About Overweight and Obesity in Women

Rising obesity rates across the nation have led to worsening health outcomes and increasing inequities in health [1] – 72 million American adults are now considered obese[2] and more than one-third of women are obese.  There are large racial and ethnic disparities in the prevalence of obesity among women, with Black and Hispanic women much more likely to be obese than White women.  In 2007-08, nearly 50 percent of non-Hispanic black women and 43 percent of Hispanic women over the age of 20 were obese, compared to 33 percent of non-Hispanic white women.[3]  Additionally, economists have identified obesity as a major driver of health care utilization and spending and a contributor to escalating health care costs.  In fact, a recent study published in the journal Health Affairs found that obesity accounts for 9.1 percent of annual health care spending in the United States – nearly $147 billion dollars a year.[4]  


[1] Trust for America’s Health. (2009). F as in fat: how obesity policies are failing America. Washington, D.C.: Jeffrey Levi et al.  

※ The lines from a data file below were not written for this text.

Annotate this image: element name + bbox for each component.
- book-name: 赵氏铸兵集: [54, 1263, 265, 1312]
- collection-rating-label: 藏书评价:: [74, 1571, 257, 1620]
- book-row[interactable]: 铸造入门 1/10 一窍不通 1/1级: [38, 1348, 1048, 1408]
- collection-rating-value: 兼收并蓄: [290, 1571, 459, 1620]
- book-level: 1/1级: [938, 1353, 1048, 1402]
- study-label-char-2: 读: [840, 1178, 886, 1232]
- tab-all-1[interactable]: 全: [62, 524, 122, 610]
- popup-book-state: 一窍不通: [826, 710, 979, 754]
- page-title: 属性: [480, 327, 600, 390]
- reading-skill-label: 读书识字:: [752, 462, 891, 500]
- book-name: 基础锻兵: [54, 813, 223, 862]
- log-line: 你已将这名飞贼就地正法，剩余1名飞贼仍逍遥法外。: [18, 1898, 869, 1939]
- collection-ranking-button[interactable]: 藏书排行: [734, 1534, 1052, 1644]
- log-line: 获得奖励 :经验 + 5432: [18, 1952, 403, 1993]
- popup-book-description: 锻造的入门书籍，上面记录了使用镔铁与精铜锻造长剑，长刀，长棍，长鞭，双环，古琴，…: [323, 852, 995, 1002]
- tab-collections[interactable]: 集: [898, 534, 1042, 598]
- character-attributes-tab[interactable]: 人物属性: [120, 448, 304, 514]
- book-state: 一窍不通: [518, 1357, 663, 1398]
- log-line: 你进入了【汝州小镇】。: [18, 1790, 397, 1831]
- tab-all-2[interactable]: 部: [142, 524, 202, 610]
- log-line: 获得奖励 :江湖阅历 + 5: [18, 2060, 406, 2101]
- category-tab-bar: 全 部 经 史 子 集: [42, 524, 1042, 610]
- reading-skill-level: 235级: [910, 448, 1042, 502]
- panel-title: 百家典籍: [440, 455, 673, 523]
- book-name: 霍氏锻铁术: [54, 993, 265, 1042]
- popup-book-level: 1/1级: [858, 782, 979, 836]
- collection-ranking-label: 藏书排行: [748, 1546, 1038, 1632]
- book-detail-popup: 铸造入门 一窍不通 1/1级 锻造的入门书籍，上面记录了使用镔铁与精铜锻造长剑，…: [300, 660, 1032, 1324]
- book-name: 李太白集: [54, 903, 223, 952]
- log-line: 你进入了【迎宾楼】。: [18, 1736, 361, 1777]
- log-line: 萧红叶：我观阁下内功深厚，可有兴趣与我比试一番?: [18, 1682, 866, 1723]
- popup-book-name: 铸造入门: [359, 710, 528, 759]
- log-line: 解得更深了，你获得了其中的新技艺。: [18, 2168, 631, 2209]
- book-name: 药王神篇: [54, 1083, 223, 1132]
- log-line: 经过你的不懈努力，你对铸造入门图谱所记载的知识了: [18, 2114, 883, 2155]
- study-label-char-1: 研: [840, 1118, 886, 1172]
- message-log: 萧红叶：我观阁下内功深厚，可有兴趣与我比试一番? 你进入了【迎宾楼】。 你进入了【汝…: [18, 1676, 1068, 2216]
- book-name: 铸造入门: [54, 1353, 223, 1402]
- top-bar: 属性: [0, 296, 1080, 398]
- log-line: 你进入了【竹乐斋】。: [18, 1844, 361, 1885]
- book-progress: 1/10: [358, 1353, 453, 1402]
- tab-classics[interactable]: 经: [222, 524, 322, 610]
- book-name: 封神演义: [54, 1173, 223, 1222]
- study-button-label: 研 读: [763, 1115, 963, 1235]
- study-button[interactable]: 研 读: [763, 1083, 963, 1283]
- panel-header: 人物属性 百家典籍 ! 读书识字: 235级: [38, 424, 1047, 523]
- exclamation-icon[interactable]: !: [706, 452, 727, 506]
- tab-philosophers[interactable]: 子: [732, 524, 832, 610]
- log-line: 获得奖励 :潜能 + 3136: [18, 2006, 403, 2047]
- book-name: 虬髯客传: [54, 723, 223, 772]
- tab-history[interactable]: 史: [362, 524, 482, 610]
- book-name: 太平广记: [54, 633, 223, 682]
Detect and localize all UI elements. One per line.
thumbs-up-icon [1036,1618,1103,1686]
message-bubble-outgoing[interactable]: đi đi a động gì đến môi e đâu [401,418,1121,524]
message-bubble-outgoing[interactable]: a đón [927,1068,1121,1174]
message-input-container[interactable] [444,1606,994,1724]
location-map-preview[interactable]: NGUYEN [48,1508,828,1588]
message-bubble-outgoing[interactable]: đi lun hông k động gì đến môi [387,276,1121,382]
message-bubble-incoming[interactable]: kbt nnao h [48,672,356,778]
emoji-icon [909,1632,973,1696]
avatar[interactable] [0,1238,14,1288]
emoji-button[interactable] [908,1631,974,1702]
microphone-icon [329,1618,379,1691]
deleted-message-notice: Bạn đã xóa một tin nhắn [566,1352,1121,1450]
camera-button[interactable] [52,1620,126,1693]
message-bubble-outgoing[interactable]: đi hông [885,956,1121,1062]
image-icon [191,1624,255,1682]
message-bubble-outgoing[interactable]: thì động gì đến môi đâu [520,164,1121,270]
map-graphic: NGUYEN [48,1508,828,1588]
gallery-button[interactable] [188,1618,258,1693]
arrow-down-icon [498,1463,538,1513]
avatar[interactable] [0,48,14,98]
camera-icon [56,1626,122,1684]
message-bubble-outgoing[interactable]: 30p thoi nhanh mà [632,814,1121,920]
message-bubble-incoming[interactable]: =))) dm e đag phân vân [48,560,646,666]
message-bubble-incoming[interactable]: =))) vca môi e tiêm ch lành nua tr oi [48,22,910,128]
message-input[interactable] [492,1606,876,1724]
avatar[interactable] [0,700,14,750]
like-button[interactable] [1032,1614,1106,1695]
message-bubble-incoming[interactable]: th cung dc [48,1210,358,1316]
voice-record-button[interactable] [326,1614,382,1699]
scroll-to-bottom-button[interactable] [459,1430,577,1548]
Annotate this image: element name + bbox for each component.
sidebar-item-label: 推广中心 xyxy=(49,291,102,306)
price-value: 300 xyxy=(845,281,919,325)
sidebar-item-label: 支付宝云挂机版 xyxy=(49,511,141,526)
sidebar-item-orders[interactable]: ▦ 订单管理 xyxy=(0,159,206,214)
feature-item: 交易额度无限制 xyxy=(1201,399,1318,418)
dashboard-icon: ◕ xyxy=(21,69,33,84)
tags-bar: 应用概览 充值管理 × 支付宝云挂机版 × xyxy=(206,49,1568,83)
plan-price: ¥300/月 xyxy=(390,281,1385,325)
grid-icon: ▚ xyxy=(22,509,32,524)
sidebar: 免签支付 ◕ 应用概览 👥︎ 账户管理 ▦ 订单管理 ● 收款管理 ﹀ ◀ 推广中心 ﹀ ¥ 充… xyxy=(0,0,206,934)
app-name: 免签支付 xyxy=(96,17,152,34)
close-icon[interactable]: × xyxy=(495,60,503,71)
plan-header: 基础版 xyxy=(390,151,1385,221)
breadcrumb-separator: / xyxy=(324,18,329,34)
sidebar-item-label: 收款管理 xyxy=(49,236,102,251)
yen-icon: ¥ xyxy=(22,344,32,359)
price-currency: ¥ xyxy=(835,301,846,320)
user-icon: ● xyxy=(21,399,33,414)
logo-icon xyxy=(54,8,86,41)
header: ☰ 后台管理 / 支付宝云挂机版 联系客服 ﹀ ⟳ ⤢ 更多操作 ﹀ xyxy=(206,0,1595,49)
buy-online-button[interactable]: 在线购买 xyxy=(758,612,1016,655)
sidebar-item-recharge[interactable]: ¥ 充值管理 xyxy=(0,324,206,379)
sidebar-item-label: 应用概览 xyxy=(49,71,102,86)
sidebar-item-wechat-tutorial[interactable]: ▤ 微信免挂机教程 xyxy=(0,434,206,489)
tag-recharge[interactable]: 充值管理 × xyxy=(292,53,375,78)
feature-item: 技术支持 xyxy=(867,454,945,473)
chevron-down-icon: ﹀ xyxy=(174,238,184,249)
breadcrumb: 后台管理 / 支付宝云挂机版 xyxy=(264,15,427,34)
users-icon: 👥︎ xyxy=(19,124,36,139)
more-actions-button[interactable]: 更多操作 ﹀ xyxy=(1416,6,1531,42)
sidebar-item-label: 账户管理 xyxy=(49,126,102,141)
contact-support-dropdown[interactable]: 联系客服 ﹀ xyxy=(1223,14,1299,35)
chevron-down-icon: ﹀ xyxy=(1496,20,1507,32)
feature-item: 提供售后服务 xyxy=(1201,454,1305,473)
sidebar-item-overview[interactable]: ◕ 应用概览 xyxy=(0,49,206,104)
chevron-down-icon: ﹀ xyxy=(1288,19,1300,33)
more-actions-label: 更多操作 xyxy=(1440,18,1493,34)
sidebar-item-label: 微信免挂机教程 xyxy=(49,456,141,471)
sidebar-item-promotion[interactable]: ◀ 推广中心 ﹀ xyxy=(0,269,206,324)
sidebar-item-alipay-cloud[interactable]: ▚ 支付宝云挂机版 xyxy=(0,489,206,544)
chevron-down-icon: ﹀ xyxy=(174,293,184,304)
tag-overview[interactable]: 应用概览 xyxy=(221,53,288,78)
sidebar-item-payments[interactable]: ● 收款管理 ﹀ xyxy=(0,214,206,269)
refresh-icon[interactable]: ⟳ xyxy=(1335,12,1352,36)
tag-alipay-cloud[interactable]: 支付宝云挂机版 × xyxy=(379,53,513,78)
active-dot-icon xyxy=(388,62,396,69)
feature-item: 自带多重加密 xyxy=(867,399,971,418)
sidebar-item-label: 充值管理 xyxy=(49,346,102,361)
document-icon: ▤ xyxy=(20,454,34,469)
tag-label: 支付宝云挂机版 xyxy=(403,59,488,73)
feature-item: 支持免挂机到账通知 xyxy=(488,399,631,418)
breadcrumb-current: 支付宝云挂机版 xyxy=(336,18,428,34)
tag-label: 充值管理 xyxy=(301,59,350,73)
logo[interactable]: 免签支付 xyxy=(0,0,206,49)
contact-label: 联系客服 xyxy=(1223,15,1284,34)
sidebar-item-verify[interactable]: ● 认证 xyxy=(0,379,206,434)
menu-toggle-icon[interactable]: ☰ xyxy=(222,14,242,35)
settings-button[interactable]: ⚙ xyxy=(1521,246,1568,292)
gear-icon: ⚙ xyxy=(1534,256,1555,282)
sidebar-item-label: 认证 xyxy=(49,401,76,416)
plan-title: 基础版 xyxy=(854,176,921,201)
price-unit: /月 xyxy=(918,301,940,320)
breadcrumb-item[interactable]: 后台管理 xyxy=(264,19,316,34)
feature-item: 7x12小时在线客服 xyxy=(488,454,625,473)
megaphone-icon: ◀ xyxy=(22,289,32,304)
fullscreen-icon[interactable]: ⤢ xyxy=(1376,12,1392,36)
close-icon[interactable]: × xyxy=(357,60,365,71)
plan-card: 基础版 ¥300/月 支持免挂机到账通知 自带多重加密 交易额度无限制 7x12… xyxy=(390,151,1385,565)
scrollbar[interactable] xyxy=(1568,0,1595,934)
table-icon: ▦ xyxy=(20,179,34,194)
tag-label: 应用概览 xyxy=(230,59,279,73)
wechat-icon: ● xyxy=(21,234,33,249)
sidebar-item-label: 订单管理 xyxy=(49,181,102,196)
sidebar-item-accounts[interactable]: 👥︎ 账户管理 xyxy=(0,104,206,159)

[2] Ogden C.L., Carroll M.D., McDowell M.A., Flegal K.M. (2007). Obesity among adults in the United States— no change since 2003–2004. NCHS data brief no 1. Hyattsville, MD: National Center for Health Statistics.

[3] Flegal K.M., Carroll M.D., Ogden C.L., Curtin L.R. (2010). Prevalence and trends in obesity among US adults, 1999-2008. JAMA, 303, 235-241.

[4] Finkelstein E.A., Trogdon J.G., Cohen J.W., Dietz W. (2009) Annual medical spending attributable to obesity: payer- and service-specific estimates. Health Affairs, 28, w822-w831.